New York officials and the National Park Service are at odds over a security plan to protect visitors at the Statue of Liberty when it reopens July Fourth.
Senator Charles Schumer and New York Commissioner Raymond Kelly want the park service to reverse a plan that would require visitors to stop at nearby Ellis Island for security screening after boarding boats from either Lower Manhattan or New Jersey.
Previously, passengers were pre-screened with airport-style metal detectors at the departure dock.
"This screening was put in just after the horrific events of Sept. 11. And I can tell you, in our judgment, the threat has not abated," Kelly said.
Terrorist groups, he added, "have an interest in targeting locations that represent America."

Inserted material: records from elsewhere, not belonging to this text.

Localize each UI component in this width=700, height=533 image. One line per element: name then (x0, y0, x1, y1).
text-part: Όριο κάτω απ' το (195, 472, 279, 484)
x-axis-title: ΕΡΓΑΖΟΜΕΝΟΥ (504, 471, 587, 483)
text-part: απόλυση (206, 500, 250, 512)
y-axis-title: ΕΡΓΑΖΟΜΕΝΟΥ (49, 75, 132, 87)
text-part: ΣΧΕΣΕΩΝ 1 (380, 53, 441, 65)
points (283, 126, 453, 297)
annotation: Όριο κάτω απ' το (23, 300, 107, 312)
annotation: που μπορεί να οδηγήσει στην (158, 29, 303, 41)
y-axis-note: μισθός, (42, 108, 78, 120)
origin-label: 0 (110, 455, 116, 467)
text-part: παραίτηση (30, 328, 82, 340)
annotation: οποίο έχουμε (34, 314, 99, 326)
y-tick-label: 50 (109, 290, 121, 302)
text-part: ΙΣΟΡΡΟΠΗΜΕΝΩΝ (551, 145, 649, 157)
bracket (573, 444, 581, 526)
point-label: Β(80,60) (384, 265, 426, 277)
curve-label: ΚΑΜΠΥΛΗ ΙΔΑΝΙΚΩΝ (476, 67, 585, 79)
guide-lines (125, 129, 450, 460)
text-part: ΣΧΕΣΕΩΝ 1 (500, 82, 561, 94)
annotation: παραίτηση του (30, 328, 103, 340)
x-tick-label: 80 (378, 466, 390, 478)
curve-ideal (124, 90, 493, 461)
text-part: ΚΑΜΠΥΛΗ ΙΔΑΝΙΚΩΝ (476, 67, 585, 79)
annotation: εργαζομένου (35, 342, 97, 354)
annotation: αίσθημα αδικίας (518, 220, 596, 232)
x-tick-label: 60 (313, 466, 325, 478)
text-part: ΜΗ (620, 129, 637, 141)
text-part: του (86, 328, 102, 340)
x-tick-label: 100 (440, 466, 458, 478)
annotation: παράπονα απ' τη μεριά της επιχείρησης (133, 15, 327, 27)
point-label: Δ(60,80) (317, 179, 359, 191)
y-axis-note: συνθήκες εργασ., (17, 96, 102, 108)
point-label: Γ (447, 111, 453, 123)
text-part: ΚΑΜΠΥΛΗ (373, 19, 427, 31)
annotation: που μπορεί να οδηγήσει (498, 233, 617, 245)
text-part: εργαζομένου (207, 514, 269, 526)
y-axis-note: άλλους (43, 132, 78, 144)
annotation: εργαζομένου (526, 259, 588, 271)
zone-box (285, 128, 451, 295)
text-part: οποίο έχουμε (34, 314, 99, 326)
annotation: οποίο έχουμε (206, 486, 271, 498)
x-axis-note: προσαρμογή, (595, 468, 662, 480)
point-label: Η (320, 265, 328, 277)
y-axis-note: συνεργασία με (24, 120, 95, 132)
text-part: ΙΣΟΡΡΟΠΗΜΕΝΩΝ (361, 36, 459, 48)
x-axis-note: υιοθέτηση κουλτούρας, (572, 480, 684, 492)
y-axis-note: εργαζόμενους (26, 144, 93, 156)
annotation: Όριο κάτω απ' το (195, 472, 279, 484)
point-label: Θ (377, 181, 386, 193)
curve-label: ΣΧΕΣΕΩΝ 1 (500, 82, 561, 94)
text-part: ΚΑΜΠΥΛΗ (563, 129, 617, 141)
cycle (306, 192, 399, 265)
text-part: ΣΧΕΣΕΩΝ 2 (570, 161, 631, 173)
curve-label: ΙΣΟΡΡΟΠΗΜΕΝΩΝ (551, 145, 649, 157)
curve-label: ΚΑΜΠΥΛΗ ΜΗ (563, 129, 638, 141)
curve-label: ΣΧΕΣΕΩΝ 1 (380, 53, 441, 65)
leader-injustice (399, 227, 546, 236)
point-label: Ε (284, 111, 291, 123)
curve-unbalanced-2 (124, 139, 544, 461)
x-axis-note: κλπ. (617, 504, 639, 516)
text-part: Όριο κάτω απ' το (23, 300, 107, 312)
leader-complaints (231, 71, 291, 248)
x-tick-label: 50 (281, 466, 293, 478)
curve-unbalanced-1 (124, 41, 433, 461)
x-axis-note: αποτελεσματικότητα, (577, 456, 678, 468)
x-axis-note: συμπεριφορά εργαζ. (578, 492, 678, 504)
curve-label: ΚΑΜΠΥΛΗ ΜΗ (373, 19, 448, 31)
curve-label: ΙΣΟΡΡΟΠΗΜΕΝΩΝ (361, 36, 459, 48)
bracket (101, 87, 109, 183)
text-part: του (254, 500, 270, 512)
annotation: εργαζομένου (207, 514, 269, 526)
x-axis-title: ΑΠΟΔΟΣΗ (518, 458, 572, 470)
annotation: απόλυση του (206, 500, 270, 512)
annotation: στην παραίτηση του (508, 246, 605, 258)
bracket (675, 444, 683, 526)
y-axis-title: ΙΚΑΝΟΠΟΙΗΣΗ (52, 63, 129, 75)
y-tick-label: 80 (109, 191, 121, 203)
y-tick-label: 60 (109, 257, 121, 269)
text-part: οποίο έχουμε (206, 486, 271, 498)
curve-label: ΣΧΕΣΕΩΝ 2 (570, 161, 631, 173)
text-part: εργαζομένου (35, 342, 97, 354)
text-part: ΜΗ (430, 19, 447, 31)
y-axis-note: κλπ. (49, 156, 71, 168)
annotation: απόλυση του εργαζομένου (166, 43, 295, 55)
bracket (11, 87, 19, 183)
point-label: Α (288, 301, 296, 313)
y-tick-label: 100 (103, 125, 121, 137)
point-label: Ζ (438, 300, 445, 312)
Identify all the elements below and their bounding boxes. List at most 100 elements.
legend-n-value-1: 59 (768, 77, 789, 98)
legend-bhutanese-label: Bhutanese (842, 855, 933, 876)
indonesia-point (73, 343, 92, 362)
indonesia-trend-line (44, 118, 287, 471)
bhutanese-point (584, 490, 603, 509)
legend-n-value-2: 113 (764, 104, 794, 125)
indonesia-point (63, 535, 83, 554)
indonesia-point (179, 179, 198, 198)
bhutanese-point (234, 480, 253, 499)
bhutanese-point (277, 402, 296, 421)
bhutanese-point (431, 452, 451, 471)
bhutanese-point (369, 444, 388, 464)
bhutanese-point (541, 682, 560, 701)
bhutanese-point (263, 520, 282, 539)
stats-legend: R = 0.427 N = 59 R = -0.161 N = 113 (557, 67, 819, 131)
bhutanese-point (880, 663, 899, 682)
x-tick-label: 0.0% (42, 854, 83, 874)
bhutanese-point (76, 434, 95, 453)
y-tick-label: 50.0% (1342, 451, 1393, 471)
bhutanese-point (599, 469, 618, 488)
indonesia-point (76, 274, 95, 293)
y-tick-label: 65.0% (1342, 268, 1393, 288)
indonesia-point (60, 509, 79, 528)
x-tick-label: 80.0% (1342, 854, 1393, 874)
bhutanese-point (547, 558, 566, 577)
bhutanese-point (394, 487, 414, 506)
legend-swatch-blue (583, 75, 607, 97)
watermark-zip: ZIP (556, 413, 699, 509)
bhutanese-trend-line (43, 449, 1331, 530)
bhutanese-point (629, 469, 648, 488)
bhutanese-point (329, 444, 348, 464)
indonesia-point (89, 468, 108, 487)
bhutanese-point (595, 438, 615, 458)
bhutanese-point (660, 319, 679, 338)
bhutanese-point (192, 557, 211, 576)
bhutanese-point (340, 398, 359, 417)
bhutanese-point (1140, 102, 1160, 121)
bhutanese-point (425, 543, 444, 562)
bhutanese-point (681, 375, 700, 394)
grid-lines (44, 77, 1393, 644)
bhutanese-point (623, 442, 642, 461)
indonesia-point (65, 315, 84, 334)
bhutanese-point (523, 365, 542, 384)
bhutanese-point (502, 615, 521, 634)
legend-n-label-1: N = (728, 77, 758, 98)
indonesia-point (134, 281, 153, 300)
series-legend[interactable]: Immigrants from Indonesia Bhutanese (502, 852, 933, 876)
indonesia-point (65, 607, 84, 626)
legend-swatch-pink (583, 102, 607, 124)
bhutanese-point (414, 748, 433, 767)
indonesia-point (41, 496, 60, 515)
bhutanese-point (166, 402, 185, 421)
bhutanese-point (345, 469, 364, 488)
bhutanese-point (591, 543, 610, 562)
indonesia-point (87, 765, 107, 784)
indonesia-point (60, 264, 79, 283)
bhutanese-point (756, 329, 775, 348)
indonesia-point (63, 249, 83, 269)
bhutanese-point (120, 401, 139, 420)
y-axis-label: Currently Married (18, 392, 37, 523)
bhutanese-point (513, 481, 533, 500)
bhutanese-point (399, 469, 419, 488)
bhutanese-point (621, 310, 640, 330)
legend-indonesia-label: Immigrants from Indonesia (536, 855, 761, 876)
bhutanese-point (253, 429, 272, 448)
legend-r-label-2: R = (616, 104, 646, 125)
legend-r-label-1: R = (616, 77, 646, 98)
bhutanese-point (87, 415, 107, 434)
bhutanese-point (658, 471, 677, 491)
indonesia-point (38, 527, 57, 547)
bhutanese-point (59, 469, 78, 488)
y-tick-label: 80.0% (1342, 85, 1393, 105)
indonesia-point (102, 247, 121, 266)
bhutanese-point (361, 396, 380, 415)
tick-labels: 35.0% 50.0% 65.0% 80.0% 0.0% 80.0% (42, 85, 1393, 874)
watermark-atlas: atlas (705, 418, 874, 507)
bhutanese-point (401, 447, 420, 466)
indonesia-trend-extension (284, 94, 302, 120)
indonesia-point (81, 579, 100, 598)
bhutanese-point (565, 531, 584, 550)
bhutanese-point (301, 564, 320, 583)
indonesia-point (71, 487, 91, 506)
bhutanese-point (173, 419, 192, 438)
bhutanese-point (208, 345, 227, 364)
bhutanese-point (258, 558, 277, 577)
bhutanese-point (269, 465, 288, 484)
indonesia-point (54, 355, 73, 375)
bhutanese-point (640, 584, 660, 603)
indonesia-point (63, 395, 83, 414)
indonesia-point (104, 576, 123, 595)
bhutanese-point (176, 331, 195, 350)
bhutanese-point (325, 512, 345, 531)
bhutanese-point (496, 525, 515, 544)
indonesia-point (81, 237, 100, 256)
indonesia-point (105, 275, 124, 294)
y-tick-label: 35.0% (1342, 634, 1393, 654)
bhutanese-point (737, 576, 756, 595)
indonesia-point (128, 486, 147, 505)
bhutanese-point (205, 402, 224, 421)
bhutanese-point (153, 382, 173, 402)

Schumer added, "I know the NPS cares deeply about the monument and its visitors but in this case I think they've made a mistake and should rethink this policy change."
The park service has not responded.
Both officials said any additional costs could be covered in the fee charged to visit the island. They also advocated scheduled ticketing to help reduce lines.
Except for the proposed screening area, the Ellis Island Immigration Museum, which suffered severe damage to its infrastructure during the storm, will remain closed for repairs.
The statue was closed after Superstorm Sandy even though the statue, which is on higher ground on the island, remained intact.
Storm surges flooded Liberty Island, destroying boilers and electrical systems.